Dempsey also looks at the paintings of the sibyls commissioned by Cardinal Giordano Orsini in the early fifteenth century. Dempsey's task with these paintings is made more difficult because the Orsini Palace which held the paintings was destroyed in battle in the late fifteenth century. Still, Dempsey has read enough descriptions of the paintings that he is able to make intelligent claims about them. In the classical world there were thought to be ten sibyls: they were prophetesses associated with Delphi and other ancient shrines. Early Christians, including St. Augustine, saw the sibyls as paralleling the Old Testament prophets and predicting the birth of Christ. Dempsey notes that when Orsini commissioned his paintings he called for twelve sibyls to complement the twelve Old Testament patriarchs that he had also ordered. To do this, two new sibyls--Europa and Agrippa--had to be added to the classical list. Once again, Dempsey is demonstrating that a classical source is being reworked to suit the interests of the Renaissance artists.

Dempsey demonstrates that the sibyls were an abiding interest in northern Italy in the early stages of the Renaissance. He notes that they were often represented in the liturgical plays which were popular at this time.
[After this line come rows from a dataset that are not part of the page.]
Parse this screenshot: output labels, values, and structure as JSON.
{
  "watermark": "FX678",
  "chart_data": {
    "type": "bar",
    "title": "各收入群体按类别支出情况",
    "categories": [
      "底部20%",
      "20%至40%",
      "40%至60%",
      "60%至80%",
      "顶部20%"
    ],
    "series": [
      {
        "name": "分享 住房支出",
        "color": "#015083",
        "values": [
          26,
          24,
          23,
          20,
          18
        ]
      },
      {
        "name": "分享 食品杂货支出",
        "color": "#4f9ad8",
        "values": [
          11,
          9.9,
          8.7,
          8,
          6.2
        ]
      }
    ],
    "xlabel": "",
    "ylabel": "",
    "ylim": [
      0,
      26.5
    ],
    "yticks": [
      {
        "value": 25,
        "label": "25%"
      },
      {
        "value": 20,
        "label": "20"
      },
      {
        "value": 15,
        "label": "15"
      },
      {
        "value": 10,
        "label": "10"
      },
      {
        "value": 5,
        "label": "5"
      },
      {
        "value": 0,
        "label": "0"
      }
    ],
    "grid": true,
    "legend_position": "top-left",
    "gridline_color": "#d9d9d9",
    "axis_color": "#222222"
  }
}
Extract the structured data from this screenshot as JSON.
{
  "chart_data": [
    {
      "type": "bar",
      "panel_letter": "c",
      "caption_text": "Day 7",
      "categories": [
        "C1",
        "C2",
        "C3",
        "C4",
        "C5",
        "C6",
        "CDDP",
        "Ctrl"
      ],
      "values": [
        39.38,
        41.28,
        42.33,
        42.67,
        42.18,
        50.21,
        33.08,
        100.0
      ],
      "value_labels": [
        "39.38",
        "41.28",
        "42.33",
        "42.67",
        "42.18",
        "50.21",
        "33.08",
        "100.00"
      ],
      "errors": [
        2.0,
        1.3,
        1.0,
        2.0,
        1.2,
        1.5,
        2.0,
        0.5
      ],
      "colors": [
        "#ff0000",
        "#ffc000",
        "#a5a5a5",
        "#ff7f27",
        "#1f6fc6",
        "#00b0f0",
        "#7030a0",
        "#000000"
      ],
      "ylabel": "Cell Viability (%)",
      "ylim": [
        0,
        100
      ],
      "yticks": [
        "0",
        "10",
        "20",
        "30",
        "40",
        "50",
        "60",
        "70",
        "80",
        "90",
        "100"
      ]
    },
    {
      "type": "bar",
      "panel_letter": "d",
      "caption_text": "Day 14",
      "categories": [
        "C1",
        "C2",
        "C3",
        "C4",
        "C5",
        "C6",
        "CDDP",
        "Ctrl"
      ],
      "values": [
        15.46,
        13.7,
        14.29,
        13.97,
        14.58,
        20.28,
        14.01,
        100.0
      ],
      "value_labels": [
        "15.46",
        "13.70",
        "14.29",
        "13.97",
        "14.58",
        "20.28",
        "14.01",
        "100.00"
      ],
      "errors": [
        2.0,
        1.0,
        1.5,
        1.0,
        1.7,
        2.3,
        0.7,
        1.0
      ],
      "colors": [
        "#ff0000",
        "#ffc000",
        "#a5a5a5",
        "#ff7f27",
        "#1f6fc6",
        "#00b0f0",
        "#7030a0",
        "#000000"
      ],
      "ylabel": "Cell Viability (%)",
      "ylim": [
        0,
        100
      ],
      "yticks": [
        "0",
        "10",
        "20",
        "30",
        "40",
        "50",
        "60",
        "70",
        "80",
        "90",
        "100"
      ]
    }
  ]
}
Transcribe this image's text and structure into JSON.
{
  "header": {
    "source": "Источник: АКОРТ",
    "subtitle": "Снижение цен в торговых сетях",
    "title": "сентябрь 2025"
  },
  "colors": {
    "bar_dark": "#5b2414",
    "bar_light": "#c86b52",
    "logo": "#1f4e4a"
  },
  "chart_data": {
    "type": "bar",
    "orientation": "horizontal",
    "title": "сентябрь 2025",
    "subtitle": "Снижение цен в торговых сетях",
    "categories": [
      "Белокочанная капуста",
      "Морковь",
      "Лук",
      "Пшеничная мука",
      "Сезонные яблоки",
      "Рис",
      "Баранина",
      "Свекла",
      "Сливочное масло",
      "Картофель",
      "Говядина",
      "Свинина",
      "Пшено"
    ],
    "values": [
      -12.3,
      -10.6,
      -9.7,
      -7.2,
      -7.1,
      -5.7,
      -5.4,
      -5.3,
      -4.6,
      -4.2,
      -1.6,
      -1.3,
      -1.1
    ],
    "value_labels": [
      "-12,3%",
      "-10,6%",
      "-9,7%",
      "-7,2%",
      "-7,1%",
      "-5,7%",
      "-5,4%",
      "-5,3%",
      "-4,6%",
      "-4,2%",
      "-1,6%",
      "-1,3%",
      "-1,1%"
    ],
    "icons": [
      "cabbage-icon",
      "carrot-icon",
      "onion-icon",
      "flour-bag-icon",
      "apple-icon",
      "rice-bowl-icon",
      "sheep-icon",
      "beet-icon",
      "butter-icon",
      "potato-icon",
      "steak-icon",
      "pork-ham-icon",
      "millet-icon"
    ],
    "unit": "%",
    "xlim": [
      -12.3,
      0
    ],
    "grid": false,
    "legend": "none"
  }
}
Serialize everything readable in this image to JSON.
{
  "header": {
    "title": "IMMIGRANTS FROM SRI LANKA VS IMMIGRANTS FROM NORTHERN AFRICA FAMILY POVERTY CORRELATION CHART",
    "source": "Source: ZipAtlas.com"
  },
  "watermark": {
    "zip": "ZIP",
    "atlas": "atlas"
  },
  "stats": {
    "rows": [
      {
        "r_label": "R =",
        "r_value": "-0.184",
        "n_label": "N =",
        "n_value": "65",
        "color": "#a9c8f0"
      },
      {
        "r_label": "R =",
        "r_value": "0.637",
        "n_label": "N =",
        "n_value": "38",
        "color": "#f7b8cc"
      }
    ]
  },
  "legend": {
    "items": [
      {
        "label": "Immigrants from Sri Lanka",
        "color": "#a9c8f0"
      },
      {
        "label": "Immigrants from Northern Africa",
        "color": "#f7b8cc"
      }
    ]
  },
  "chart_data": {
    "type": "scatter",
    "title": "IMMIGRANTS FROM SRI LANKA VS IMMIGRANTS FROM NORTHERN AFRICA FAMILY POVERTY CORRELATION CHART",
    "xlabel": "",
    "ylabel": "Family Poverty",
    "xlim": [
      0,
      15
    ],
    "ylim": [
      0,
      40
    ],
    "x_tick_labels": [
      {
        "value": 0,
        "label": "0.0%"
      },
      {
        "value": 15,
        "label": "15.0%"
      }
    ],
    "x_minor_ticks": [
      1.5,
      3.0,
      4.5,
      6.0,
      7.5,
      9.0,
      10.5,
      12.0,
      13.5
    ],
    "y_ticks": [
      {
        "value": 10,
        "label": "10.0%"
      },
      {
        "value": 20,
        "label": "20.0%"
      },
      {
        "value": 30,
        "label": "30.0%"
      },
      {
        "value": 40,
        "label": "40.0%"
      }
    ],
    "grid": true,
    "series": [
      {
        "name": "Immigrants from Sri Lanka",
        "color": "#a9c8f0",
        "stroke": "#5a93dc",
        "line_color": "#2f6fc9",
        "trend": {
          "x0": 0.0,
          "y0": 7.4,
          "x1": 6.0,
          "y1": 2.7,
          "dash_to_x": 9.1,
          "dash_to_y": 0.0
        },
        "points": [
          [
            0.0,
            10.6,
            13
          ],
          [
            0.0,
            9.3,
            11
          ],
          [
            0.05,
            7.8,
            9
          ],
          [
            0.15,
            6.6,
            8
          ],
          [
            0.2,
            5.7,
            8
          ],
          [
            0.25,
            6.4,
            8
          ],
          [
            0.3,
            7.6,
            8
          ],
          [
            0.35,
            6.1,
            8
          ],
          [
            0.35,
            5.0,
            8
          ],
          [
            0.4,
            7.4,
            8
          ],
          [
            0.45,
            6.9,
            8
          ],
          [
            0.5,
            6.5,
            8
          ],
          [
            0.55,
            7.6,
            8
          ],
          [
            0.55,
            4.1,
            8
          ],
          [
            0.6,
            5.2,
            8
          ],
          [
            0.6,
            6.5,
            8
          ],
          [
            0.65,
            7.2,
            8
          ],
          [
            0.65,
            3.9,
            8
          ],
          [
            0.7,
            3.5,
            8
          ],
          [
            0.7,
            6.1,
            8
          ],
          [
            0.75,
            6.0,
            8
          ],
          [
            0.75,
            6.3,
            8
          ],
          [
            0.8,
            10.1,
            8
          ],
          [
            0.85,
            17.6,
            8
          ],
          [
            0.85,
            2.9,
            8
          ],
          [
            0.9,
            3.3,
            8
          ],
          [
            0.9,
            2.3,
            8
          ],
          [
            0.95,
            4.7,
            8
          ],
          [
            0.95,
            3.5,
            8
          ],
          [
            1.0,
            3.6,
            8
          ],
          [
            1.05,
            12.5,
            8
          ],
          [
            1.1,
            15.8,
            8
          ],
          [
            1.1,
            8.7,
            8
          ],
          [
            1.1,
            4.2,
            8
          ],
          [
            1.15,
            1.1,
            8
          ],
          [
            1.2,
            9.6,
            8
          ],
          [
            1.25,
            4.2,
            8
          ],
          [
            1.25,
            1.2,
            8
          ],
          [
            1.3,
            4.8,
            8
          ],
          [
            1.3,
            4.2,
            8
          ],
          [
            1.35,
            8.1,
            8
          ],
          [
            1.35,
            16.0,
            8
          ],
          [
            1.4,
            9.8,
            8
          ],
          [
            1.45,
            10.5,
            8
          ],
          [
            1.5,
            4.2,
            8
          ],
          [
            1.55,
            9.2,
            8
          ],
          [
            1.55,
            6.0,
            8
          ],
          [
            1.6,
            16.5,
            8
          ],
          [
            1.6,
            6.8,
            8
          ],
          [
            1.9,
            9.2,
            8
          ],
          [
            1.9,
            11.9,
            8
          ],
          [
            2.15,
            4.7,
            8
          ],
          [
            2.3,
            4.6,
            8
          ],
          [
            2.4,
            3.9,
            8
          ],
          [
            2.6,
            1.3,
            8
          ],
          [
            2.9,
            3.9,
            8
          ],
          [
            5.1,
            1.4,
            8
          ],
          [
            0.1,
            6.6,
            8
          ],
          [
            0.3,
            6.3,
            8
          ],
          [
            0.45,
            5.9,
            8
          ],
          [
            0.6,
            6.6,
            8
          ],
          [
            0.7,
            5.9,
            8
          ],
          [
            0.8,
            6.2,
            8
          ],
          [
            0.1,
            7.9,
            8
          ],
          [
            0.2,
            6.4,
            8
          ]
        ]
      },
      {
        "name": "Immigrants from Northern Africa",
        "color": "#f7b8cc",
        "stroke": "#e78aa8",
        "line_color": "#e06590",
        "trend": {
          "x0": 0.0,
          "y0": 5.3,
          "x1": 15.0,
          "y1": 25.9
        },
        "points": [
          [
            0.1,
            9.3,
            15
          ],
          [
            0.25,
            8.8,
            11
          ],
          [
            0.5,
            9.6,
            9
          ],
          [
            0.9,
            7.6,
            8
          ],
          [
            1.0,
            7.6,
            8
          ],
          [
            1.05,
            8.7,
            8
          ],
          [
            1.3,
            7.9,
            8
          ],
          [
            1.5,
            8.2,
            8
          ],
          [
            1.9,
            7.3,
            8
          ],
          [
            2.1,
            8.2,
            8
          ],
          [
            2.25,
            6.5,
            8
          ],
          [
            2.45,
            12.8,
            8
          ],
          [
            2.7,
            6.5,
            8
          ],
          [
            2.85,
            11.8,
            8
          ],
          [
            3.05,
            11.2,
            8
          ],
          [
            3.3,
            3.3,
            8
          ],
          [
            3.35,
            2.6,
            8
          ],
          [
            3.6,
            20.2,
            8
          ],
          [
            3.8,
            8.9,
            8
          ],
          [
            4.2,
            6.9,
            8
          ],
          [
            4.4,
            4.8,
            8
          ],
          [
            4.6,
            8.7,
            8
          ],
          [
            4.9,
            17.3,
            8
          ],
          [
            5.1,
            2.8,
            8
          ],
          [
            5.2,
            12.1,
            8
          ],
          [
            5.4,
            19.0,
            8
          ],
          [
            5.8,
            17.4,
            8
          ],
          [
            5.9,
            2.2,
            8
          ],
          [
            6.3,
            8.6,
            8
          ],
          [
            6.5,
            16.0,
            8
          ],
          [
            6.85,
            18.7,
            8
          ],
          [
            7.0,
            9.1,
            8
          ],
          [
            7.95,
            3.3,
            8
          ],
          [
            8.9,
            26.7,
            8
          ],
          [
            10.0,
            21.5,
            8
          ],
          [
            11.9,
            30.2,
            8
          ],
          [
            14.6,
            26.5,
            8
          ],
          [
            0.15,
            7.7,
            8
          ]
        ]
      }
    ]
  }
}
Companies would stage plays about the Annunciation or the Presentation of Jesus in the Temple and would typically include a sibyl who could prophesy about a virgin giving birth to a king. With the sibyls and the theatrical productions, Dempsey sees evidence of a more Incarnationalist theological emphasis, a move away from the medieval focus on the passion and death of Jesus and the Last Judgment. Thus, while the sibyls were figures from the classical world, Dempsey shows how the Renaissance artists appropriated them for their own purposes.

In his discussion of Botticelli, Dempsey offers an apt summary of his overall thesis: "In Botticelli ... we are witness to the transformation into the highest art of a distinctly contemporary Florentine culture that had been measured and tested against the supreme achievements of antiquity in art and literature and thereby perfected as an expression of present-day experience. This was not undertaken as a rebirth, or renaissance, of the lost classical past but instead as a renovatio of the living present measured against that past." This is certainly a more complex and nuanced vision of the Renaissance than the one most students encounter in their Western Civilization or Art History classes.

Dempsey does not devote much attention to philosophy in this study. He briefly discusses the question of whether Neoplatonist influences helped shape some of the era's classic works such as Botticelli's Birth of Venus. He does not, however, examine any of the philosophers of the early Renaissance. Still, scholars interested in late medieval or early modern thinkers could learn much from this art historian's work. By showing the continuities between the late middle ages and the early Renaissance, Dempsey may encourage readers to rethink their assumptions about the Renaissance and its alleged secularity and emphasis on individual rights.

Readers should be warned that this is a work geared for Renaissance art specialists. Each of Dempsey's four chapters was a lecture delivered at Harvard University's Renaissance library in Florence. Clearly, the audience for these lectures was extremely familiar with the art and culture of the early Renaissance. In each of these talks, Dempsey makes repeated reference to the work of other scholars without clearly identifying them and he uses many Italian terms without translating them. If the lectures had been revised before publication, the book could have been made accessible to a wider audience.--John F. Quinn, Salve Regina University.